Diocesi: mons. Pavanello (Adria-Rovigo) su morte don Gianantonio Allegri, “sempre in ricerca di vita evangelica”

“Ho avuto modo di conoscere don Gianantonio Allegri quando sono entrato in Seminario nel lontano 1976. Abbiamo condiviso tutto il percorso teologico e poi, da preti, siamo stati assieme tre anni come cappellani a San Clemente in Valdagno. E’ nata una forte amicizia che abbiamo sempre coltivato, anche quando i percorsi personali ci hanno portato a vivere fisicamente lontani. Il giorno della mia ordinazione episcopale ho voluto che don Gianantonio fosse uno dei due presbiteri che mi hanno accompagnato all’altare”. Così mons. Pierantonio Pavanello, vescovo di Adria-Rovigo, vicentino d’origine, ricorda don Gianantonio Allegri, il sacerdote vicentino scomparso la scorsa settimana. Nato a Schio (Vicenza) nel 1957, don Gianantonio fu uno dei tre religiosi rapiti in Camerun nel 2014 dai guerriglieri di Boko Haram e rilasciati dopo 52 giorni di prigionia. “Fin da ragazzo – ricorda il vescovo – don Gianantonio manifestava il desiderio di vivere la radicalità evangelica. Il suo stile di vita è sempre stato improntato all’essenzialità e alla sobrietà. La sua ricerca di una vita evangelica è sempre stata molto discreta e aliena da protagonismi. Già ai tempi del Seminario manifestava la disponibilità ad un servizio missionario ‘ad gentes’: ricordo il suo interesse per la Cina e il desiderio di poter andare missionario in quel grande paese una volta che si fossero riaperte le porte ai missionari cattolici. Il campo della missione di don Gianantonio però fu un altro: il Camerun”.

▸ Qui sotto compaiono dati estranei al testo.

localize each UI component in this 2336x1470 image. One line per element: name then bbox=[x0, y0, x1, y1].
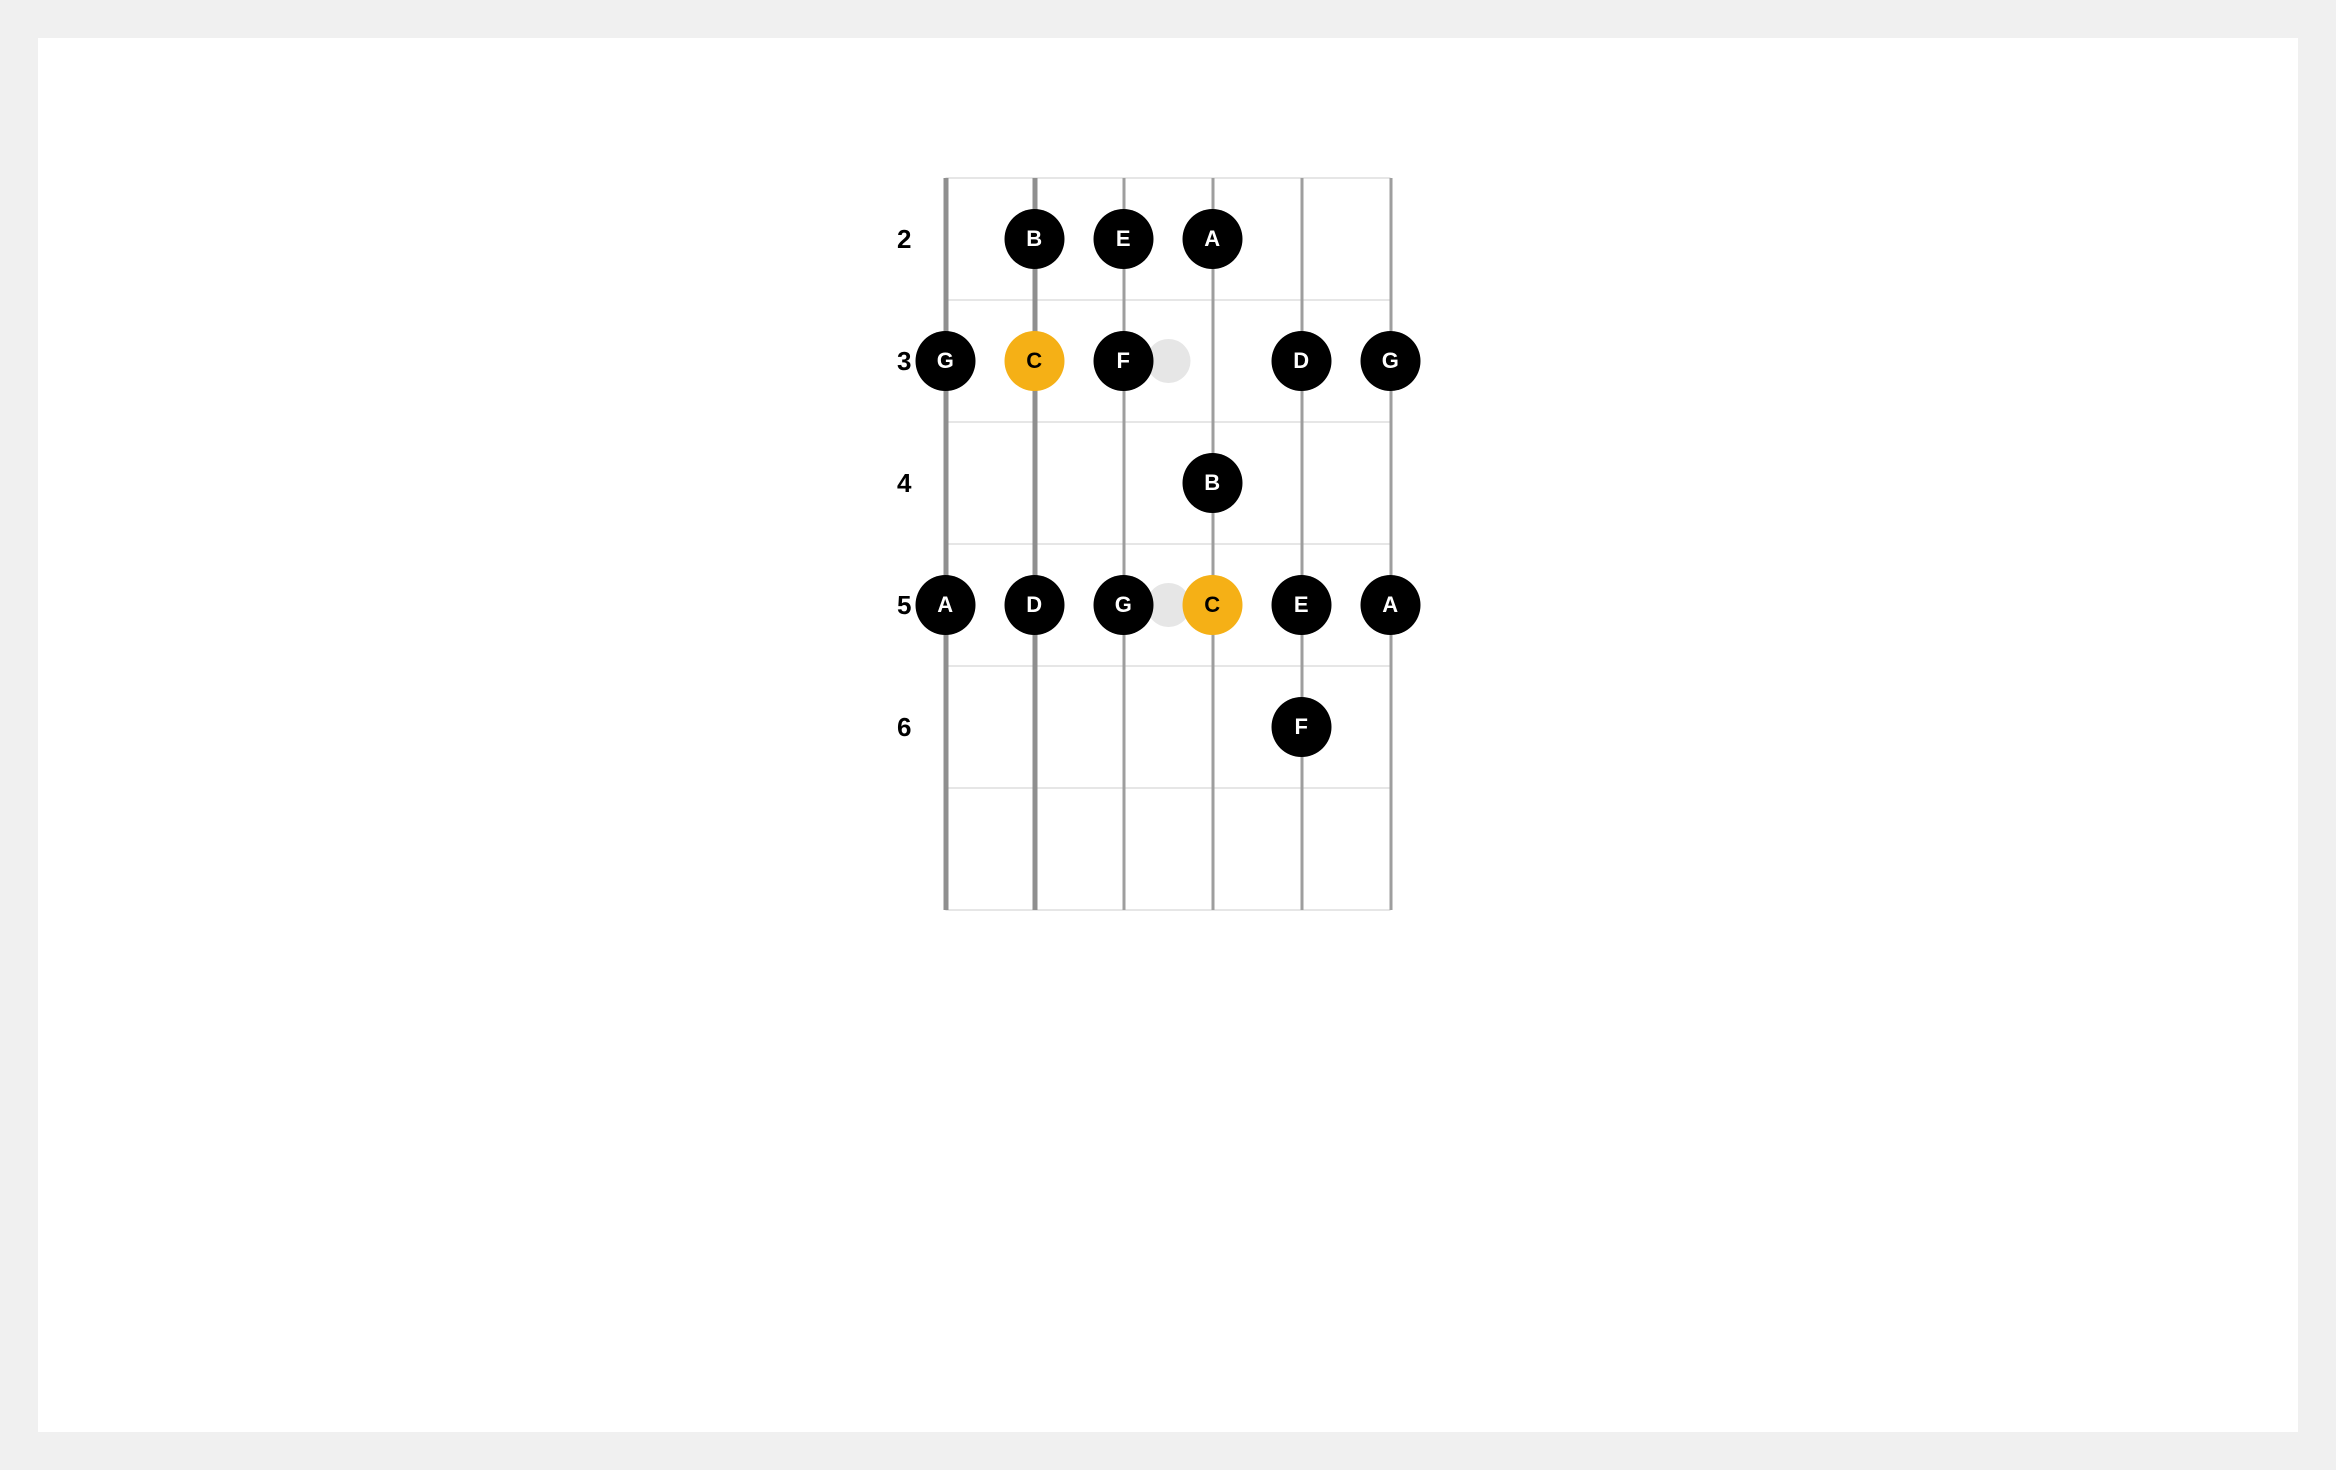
note-dot: F bbox=[1272, 697, 1332, 757]
fret-number-label: 6 bbox=[872, 712, 912, 743]
fret-line bbox=[946, 543, 1391, 545]
fret-line bbox=[946, 299, 1391, 301]
fret-number-label: 4 bbox=[872, 468, 912, 499]
note-dot: G bbox=[1361, 331, 1421, 391]
note-dot: D bbox=[1005, 575, 1065, 635]
note-dot: B bbox=[1005, 209, 1065, 269]
note-label: B bbox=[1026, 226, 1042, 252]
note-label: F bbox=[1295, 714, 1309, 740]
note-dot: G bbox=[1094, 575, 1154, 635]
fret-number-label: 3 bbox=[872, 346, 912, 377]
note-dot: G bbox=[916, 331, 976, 391]
note-label: G bbox=[1382, 348, 1400, 374]
note-label: A bbox=[1382, 592, 1398, 618]
note-dot: E bbox=[1094, 209, 1154, 269]
note-label: C bbox=[1204, 592, 1220, 618]
note-dot: A bbox=[1361, 575, 1421, 635]
fretboard: 23456BEAGCFDGBADGCEAF bbox=[946, 178, 1391, 910]
note-label: A bbox=[1204, 226, 1220, 252]
note-dot: B bbox=[1183, 453, 1243, 513]
note-label: D bbox=[1026, 592, 1042, 618]
note-dot: F bbox=[1094, 331, 1154, 391]
note-label: G bbox=[937, 348, 955, 374]
string-1 bbox=[1389, 178, 1392, 910]
fret-number-label: 2 bbox=[872, 224, 912, 255]
fret-line bbox=[946, 665, 1391, 667]
note-label: A bbox=[937, 592, 953, 618]
note-dot: A bbox=[916, 575, 976, 635]
string-3 bbox=[1211, 178, 1214, 910]
fret-line bbox=[946, 421, 1391, 423]
note-dot-root: C bbox=[1183, 575, 1243, 635]
note-label: G bbox=[1115, 592, 1133, 618]
fret-number-label: 5 bbox=[872, 590, 912, 621]
fret-line bbox=[946, 787, 1391, 789]
string-6 bbox=[943, 178, 948, 910]
note-dot: E bbox=[1272, 575, 1332, 635]
note-label: F bbox=[1117, 348, 1131, 374]
note-label: E bbox=[1116, 226, 1131, 252]
note-dot-root: C bbox=[1005, 331, 1065, 391]
string-2 bbox=[1300, 178, 1303, 910]
note-dot: D bbox=[1272, 331, 1332, 391]
note-label: E bbox=[1294, 592, 1309, 618]
diagram-card: 2 3 4 5 6 B E A G C F D G B A D G C E A F bbox=[38, 38, 2298, 1432]
fret-line bbox=[946, 177, 1391, 179]
note-label: C bbox=[1026, 348, 1042, 374]
fret-line bbox=[946, 909, 1391, 911]
note-label: D bbox=[1293, 348, 1309, 374]
note-dot: A bbox=[1183, 209, 1243, 269]
string-5 bbox=[1032, 178, 1037, 910]
string-4 bbox=[1122, 178, 1125, 910]
note-label: B bbox=[1204, 470, 1220, 496]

Gli anni trascorsi in Camerun “lo segnarono profondamente e lo portarono ad approfondire una spiritualità dell’incarnazione, che approdò poi nella partecipazione al movimento di spiritualità sacerdotale Iesus Charitas, legato alla famiglia di Charles De Foucauld”. Conclude mons. Pavanello: “Mi ha sempre colpito la sua generosità ad inserirsi nelle comunità che gli sono state affidate senza far pesare le sue esperienze, ma facendosi compagno di strada delle persone e dei gruppi che incontrava. Aperto alla ricerca di nuove vie pastorali, ma mai polemico. Serio e rigoroso nell’affrontare le varie questioni che l’azione pastorale propone. In fondo a lui interessava vivere il Vangelo, prima e solo il Vangelo: alla fine è questo quello che conta per ogni prete e per ogni cristiano”.